If you contacted eBay from your registered email account, this invitation will be sent to both your email address and to My Messages. NOTE: This invitation will expire after five days.

Thank you for your help!
eBay Customer Support

If this isn't a 'last straw' move, wait; you'll soon be getting another of these for the useless exchange you had via the contact form or chat.

And if you fill it out, it seems to make no difference in eBay's operations. People still just cut & paste away with gibberish that doesn't address the issue. And don't get me started on their help forum.

So aside from allowing me to bitch about eBay some more, why do I tell you all of this?

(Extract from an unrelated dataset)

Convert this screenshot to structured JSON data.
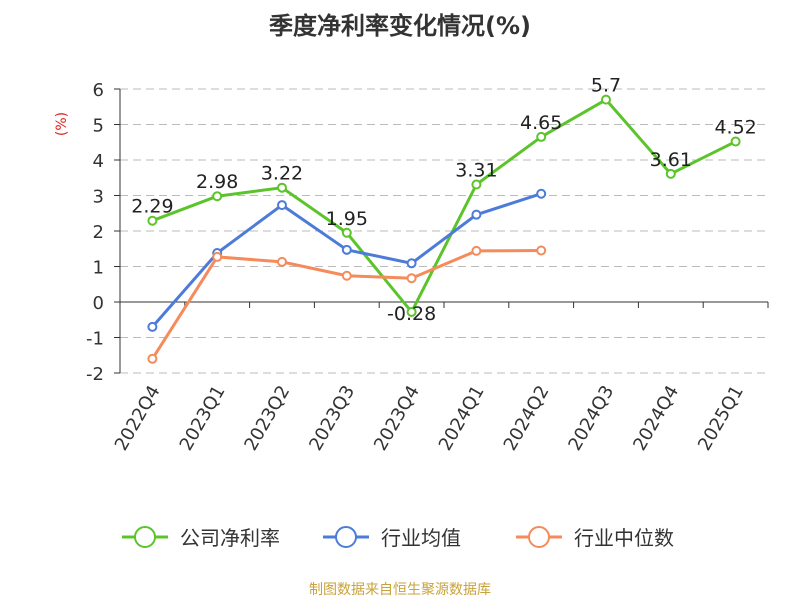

Because eBay is currently one of the Big Boys yet they make foolish mistakes. Mistakes perhaps they can afford (lord knows no one's yet beat them out at the auction platform); but can you afford to make them?

Take a look at your site:

Are your policies easy to find and understand?

Do you make it easy or difficult for folks to contact you? Even non-members?

Do you offer good customer service?

Do you define good customer service as cut & pasting the same canned info into an email? Do you think the time you save is worth the loss of members or sales?

If you don't pay attention to these issues than you must be as sure of your position as eBay is.